There are also hard deployment problems. Continuous video and audio chew through context and bandwidth. Low-latency serving is expensive. Real-time systems create new safety challenges because mistakes can happen mid-conversation, mid-task, or mid-visual interpretation. And the current model, while called “Small,” is a 276B-parameter mixture-of-experts model with 12B active parameters. That is not exactly pocket-sized.
There is also a product-design risk. A model that can interrupt, watch, and proactively speak can be magical. It can also be deeply annoying. The difference between “helpful collaborator” and “overcaffeinated Clippy with a webcam” will come down to taste, control, and trust.
The Bigger Signal
The AI industry has spent the last few years scaling intelligence. Now the competition is shifting toward interaction and interface.

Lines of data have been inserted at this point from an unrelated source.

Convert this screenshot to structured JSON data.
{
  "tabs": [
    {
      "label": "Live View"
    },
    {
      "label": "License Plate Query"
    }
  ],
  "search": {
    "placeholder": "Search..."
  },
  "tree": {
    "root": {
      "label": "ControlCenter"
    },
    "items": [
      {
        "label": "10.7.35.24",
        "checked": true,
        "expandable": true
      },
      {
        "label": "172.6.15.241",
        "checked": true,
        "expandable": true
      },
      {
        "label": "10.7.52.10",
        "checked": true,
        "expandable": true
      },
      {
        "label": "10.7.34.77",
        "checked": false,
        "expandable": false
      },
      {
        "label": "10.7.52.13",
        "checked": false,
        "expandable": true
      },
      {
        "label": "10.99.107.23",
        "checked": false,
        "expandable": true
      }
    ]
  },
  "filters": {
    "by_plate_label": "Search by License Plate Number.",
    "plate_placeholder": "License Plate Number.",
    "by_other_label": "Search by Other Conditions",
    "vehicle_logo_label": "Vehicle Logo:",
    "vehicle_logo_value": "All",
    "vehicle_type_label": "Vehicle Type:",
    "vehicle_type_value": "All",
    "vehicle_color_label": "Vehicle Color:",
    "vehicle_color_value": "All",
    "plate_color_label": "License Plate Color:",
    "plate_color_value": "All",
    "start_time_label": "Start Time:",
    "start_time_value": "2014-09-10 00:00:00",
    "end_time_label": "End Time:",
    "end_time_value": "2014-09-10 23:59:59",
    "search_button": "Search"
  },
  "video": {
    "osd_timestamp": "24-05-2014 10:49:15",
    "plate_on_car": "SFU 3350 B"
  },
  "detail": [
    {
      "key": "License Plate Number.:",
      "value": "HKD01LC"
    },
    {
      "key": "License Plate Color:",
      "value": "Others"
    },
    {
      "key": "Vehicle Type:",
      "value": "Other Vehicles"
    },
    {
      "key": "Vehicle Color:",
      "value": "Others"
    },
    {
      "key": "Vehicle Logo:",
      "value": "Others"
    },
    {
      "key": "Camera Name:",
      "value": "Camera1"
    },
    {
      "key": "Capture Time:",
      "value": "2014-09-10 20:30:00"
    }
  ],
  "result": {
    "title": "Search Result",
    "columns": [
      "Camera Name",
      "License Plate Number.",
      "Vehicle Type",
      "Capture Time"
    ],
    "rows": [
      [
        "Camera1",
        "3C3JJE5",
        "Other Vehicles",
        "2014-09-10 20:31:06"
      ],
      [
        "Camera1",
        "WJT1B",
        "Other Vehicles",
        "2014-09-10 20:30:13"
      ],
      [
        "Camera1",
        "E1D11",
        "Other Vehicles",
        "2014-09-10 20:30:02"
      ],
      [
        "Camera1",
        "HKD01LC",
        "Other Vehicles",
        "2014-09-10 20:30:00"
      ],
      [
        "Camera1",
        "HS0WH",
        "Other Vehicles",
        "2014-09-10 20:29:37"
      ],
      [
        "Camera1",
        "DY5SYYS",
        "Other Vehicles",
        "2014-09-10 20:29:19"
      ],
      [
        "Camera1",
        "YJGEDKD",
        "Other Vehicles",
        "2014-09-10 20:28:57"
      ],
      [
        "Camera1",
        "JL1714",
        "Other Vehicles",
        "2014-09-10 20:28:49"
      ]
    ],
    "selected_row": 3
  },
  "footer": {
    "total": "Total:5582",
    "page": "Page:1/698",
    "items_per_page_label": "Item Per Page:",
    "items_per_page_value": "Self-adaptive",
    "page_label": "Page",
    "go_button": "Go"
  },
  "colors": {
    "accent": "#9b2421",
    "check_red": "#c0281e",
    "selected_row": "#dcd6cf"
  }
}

That means intelligence has to show up in time, in context, and in the user’s actual workflow. A brilliant model that responds two beats too late can feel less useful than a smaller model that knows exactly when to jump in.
Thinking Machines’ announcement is important because it names the next frontier clearly: AI collaboration is not only about what the model knows. It is about whether the model can participate.
If Murati and team are right, the next great AI interface may not look like a bigger chat window. It may look like a system that can listen, watch, reason, wait, interrupt, and act without making the human constantly translate reality into prompts.
That would be a much bigger shift than faster voice chat.
It would mean AI is finally learning how to work in the room.